If Timothy got an education, it would have been private or through the Quakers. The Quaker Records for Dorset are held by The Family History Centre at Dorchester. They can do lookups/research for a modest fee. Timothys arrival might have been recorded at a Meeting.

My own brick walls are because of the Quaker ancestry. That needs a lot of understanding. I was quite baffled that Quakers married in C of E Churches until I understood about the inheritance laws of the time - Quaker marriages were not recognised by the Law. They had to marry in Churches or their wives and children could not inherit.

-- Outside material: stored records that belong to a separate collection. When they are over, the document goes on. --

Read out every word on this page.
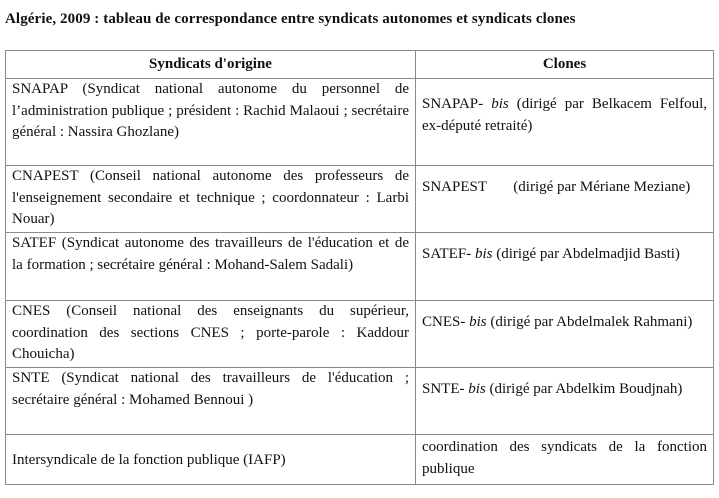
Algérie, 2009 : tableau de correspondance entre syndicats autonomes et syndicats clones
Syndicats d'origine	Clones
SNAPAP (Syndicat national autonome du personnel de l’administration publique ; président : Rachid Malaoui ; secrétaire général : Nassira Ghozlane)	SNAPAP- bis (dirigé par Belkacem Felfoul, ex-député retraité)
CNAPEST (Conseil national autonome des professeurs de l'enseignement secondaire et technique ; coordonnateur : Larbi Nouar)	SNAPEST (dirigé par Mériane Meziane)
SATEF (Syndicat autonome des travailleurs de l'éducation et de la formation ; secrétaire général : Mohand-Salem Sadali)	SATEF- bis (dirigé par Abdelmadjid Basti)
CNES (Conseil national des enseignants du supérieur, coordination des sections CNES ; porte-parole : Kaddour Chouicha)	CNES- bis (dirigé par Abdelmalek Rahmani)
SNTE (Syndicat national des travailleurs de l'éducation ; secrétaire général : Mohamed Bennoui )	SNTE- bis (dirigé par Abdelkim Boudjnah)
Intersyndicale de la fonction publique (IAFP)	coordination des syndicats de la fonction publique
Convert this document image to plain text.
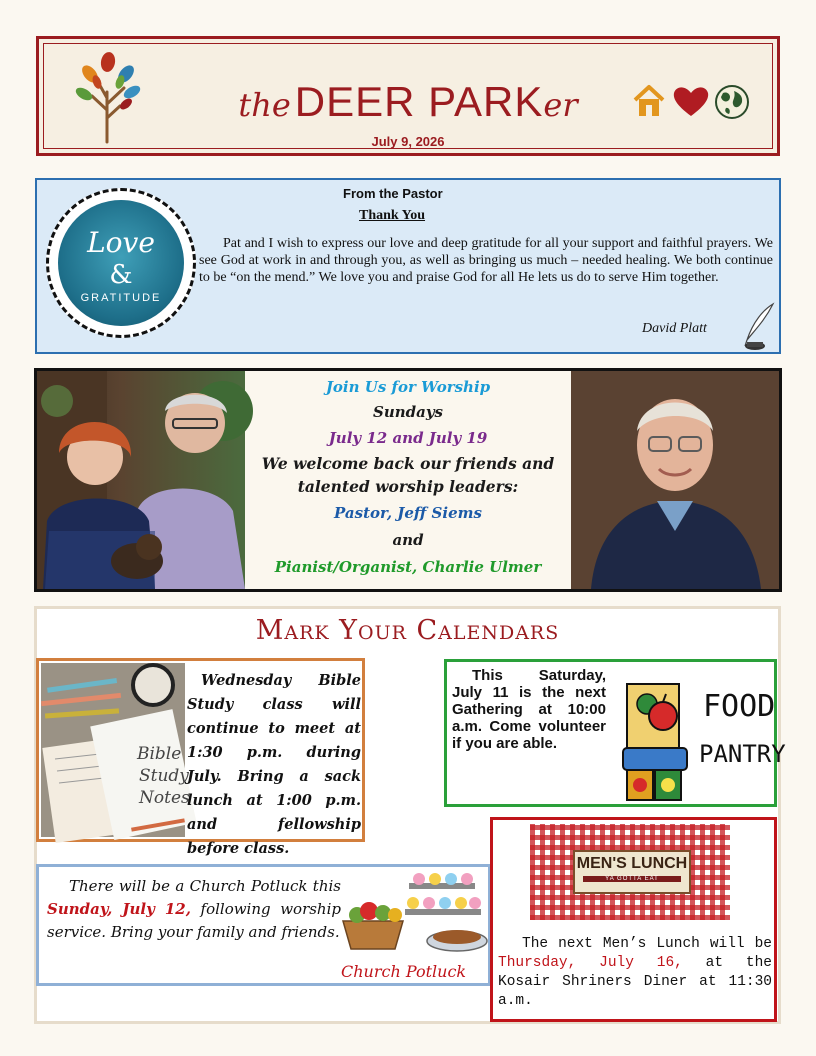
the DEER PARKer
July 9, 2026
Love
&
GRATITUDE
From the Pastor
Thank You
Pat and I wish to express our love and deep gratitude for all your support and faithful prayers. We see God at work in and through you, as well as bringing us much – needed healing. We both continue to be “on the mend.” We love you and praise God for all He lets us do to serve Him together.
David Platt
Join Us for Worship
Sundays
July 12 and July 19
We welcome back our friends and talented worship leaders:
Pastor, Jeff Siems
and
Pianist/Organist, Charlie Ulmer
Mark Your Calendars
Bible
Study
Notes
Wednesday Bible Study class will continue to meet at 1:30 p.m. during July. Bring a sack lunch at 1:00 p.m. and fellowship before class.
This Saturday, July 11 is the next Gathering at 10:00 a.m. Come volunteer if you are able.
FOOD
PANTRY
There will be a Church Potluck this Sunday, July 12, following worship service. Bring your family and friends.
Church Potluck
MEN'S LUNCH
YA GOTTA EAT
The next Men’s Lunch will be Thursday, July 16, at the Kosair Shriners Diner at 11:30 a.m.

Hope it helps - I live in Poole and local history is a foible.

Roz

Re: REID/READ - BAMPTON England to Newfoundland

Posted: 3 Sep 2010 7:53AM GMT
Classification: Query
My cousin from Norris Point, now living in Rocky Hr., Bonne Bay has done extendsive research on the Read history maybe she can help. You can contact her as...M. Wight, PO Box 26, Rocky Hr., NL

Good Luck

Re: REID/READ - BAMPTON England to Newfoundland

Posted: 23 Mar 2011 5:38AM GMT
Classification: Query
Surnames: Reid Brown
Strangely enough this is the same story my mother tells of our ancestry. She used to say that when I walked I reminded her of her Grandfather Timothy (for whom I'm named) coming in from the field. She was born in Nfld to George Brown and Dorothy Elizabeth Reid. Curiosity has me asking if members of your family are naturally esoteric?

Re: REID/READ - BAMPTON England to Newfoundland

Posted: 12 Jan 2013 3:51PM GMT
Classification: Query
Surnames: READ, REID
Very interesting reading.

I am searching for ANN READ (born 1845) in Newfoundland.
She married Thomas UNWIN. They lived in Newfoundland long enough to have four children there. The Eldest was my G.G.Grandmother, Elizabeth UNWIN born (1866), Mary J UNWIN (1868), Marie or Maria UNWIN (1869), and Fanny UNWIN (1871). All 4 daughters were born in Newfoundland. My G.G.Grandmother was born in St Johns.

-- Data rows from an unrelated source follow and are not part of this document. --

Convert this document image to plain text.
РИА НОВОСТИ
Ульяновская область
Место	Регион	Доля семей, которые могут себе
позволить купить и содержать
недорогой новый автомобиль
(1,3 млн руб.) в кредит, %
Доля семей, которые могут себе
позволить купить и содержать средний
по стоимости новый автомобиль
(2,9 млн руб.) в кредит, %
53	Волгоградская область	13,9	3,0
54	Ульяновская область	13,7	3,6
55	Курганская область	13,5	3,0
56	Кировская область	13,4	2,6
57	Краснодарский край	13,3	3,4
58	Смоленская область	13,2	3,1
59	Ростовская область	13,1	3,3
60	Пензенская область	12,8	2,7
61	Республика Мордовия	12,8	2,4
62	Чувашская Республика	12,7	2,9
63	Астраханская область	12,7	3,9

In 1872, The Family moved to Birmingham, where Thomas UNWIN was from. However, I am hoping to find his wife, ANN READ/REID. (Ive seen both spelling in various New Zealand records, which is where they eventually ended up).

Im naturally esoteric by the way. Clairaudient, and have just become voyant; with hands. ie: when I focus on an event or an energy, I see the movement of the hands.

The stories here sound amazing. It would be nice to share DNA with such interesting people.